Por Najat El Hachmi
Las obras “basadas en hechos reales” tiene hoy una dimensión industrial. Tanto en literatura como en el entorno audiovisual parece que tal etiqueta constituya un sello de autenticidad y, sin embargo, resulta poco verosímil que los autores del presente podamos tener un conocimiento omnipotente sobre hechos que no hemos vivido directamente. Diría que incluso la propia experiencia pasa por un proceso de elaboración a través de los elementos de la narración y el lenguaje que hacen arriesgada la consideración de que un texto sea pura autobiografía.
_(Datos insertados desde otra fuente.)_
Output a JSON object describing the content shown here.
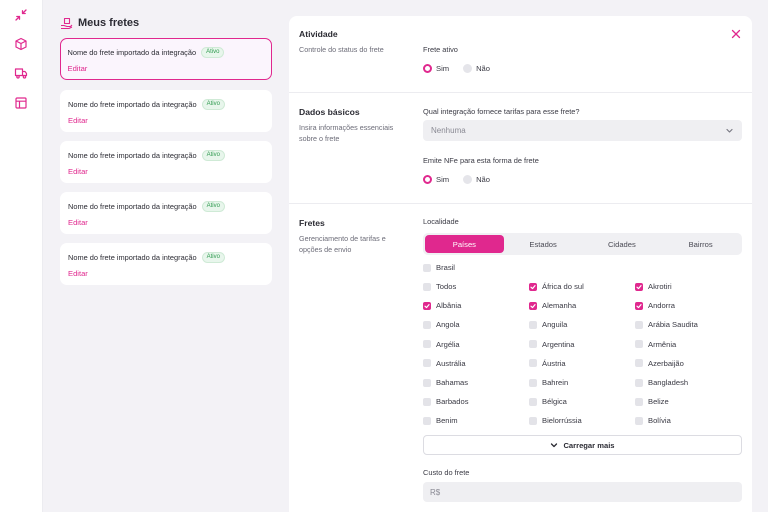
{
  "colors": {
    "accent": "#e0288e",
    "badge_text": "#2f9a4f",
    "panel": "#ffffff",
    "background": "#f3f2f6"
  },
  "rail": {
    "icons": [
      "collapse-arrows-icon",
      "box-icon",
      "truck-icon",
      "table-icon"
    ]
  },
  "list": {
    "title": "Meus fretes",
    "icon": "hand-box-icon",
    "cards": [
      {
        "name": "Nome do frete importado da integração",
        "badge": "Ativo",
        "edit": "Editar",
        "active": true
      },
      {
        "name": "Nome do frete importado da integração",
        "badge": "Ativo",
        "edit": "Editar",
        "active": false
      },
      {
        "name": "Nome do frete importado da integração",
        "badge": "Ativo",
        "edit": "Editar",
        "active": false
      },
      {
        "name": "Nome do frete importado da integração",
        "badge": "Ativo",
        "edit": "Editar",
        "active": false
      },
      {
        "name": "Nome do frete importado da integração",
        "badge": "Ativo",
        "edit": "Editar",
        "active": false
      }
    ]
  },
  "form": {
    "atividade": {
      "title": "Atividade",
      "desc": "Controle do status do frete",
      "field_label": "Frete ativo",
      "options": [
        "Sim",
        "Não"
      ],
      "selected": "Sim"
    },
    "dados": {
      "title": "Dados básicos",
      "desc": "Insira informações essenciais sobre o frete",
      "integration_label": "Qual integração fornece tarifas para esse frete?",
      "integration_value": "Nenhuma",
      "nfe_label": "Emite NFe para esta forma de frete",
      "nfe_options": [
        "Sim",
        "Não"
      ],
      "nfe_selected": "Sim"
    },
    "fretes": {
      "title": "Fretes",
      "desc": "Gerenciamento de tarifas e opções de envio",
      "locality_label": "Localidade",
      "tabs": [
        "Países",
        "Estados",
        "Cidades",
        "Bairros"
      ],
      "active_tab": "Países",
      "top_country": {
        "name": "Brasil",
        "checked": false
      },
      "countries": [
        {
          "name": "Todos",
          "checked": false
        },
        {
          "name": "África do sul",
          "checked": true
        },
        {
          "name": "Akrotiri",
          "checked": true
        },
        {
          "name": "Albânia",
          "checked": true
        },
        {
          "name": "Alemanha",
          "checked": true
        },
        {
          "name": "Andorra",
          "checked": true
        },
        {
          "name": "Angola",
          "checked": false
        },
        {
          "name": "Anguila",
          "checked": false
        },
        {
          "name": "Arábia Saudita",
          "checked": false
        },
        {
          "name": "Argélia",
          "checked": false
        },
        {
          "name": "Argentina",
          "checked": false
        },
        {
          "name": "Armênia",
          "checked": false
        },
        {
          "name": "Austrália",
          "checked": false
        },
        {
          "name": "Áustria",
          "checked": false
        },
        {
          "name": "Azerbaijão",
          "checked": false
        },
        {
          "name": "Bahamas",
          "checked": false
        },
        {
          "name": "Bahrein",
          "checked": false
        },
        {
          "name": "Bangladesh",
          "checked": false
        },
        {
          "name": "Barbados",
          "checked": false
        },
        {
          "name": "Bélgica",
          "checked": false
        },
        {
          "name": "Belize",
          "checked": false
        },
        {
          "name": "Benim",
          "checked": false
        },
        {
          "name": "Bielorrússia",
          "checked": false
        },
        {
          "name": "Bolívia",
          "checked": false
        }
      ],
      "load_more": "Carregar mais",
      "cost_label": "Custo do frete",
      "cost_placeholder": "R$"
    }
  }
}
La transformación a la que sometemos los hechos cuando nos ponemos delante de la página en blanco con intención literaria es por fuerza una manipulación al servicio de nuestros propios objetivos creadores más que de la copia fidedigna de “la realidad”. Desconfíen del escritor que no albergue duda alguna sobre la veracidad de lo que cuenta, una veracidad que además es secundaria cuando de lo que se trata es de contar una historia y que el lector se la crea. A menudo, hay que mentir mucho para llegar a alguna certeza, y ese tipo de mentiras son buenas y deseables, porque la ordenación narrativa puede ser más útil que la simple observación del mundo.
A pesar de que haya sido desterrada a la inutilidad del puro entretenimiento espectacular, la ficción sigue vertebrando nuestro imaginario colectivo, y el proceso de reelaboración del pasado mediante novelas históricas o biografías que encajan en el molde de lo comercial tiene muchos peligros. Uno de ellos es leer todo lo que nos precede con la sensibilidad del presente, empañando así la posibilidad de conocer nuestras raíces reales, sumiéndonos en una especie de nebulosa llena de engaños y distorsiones. Como autora, puedo hacer suposiciones, imaginar, añadir y quitar elementos, pero no puedo decir que no estoy mintiendo en nada. No es ético hacer pasar por verdadero lo que es ficción solo para conseguir esa validación del “basado en hechos reales”, que está más al servicio de las ventas que de la creación en sí misma. Hay disciplinas que indagan con rigor en el pasado siguiendo unas directrices claras basadas en datos demostrables. Los escritores y los guionistas no somos historiadores, y si viajamos en el tiempo debería ser para desplegar las alas de la imaginación. Para mí, defender a ultranza que un texto es solamente real es renunciar a la ficción, hoy más necesaria que nunca por tratarse de una forma de comprensión del mundo compleja y matizada, mucho más reconfortante, quizás más auténtica, que la realidad pura y dura.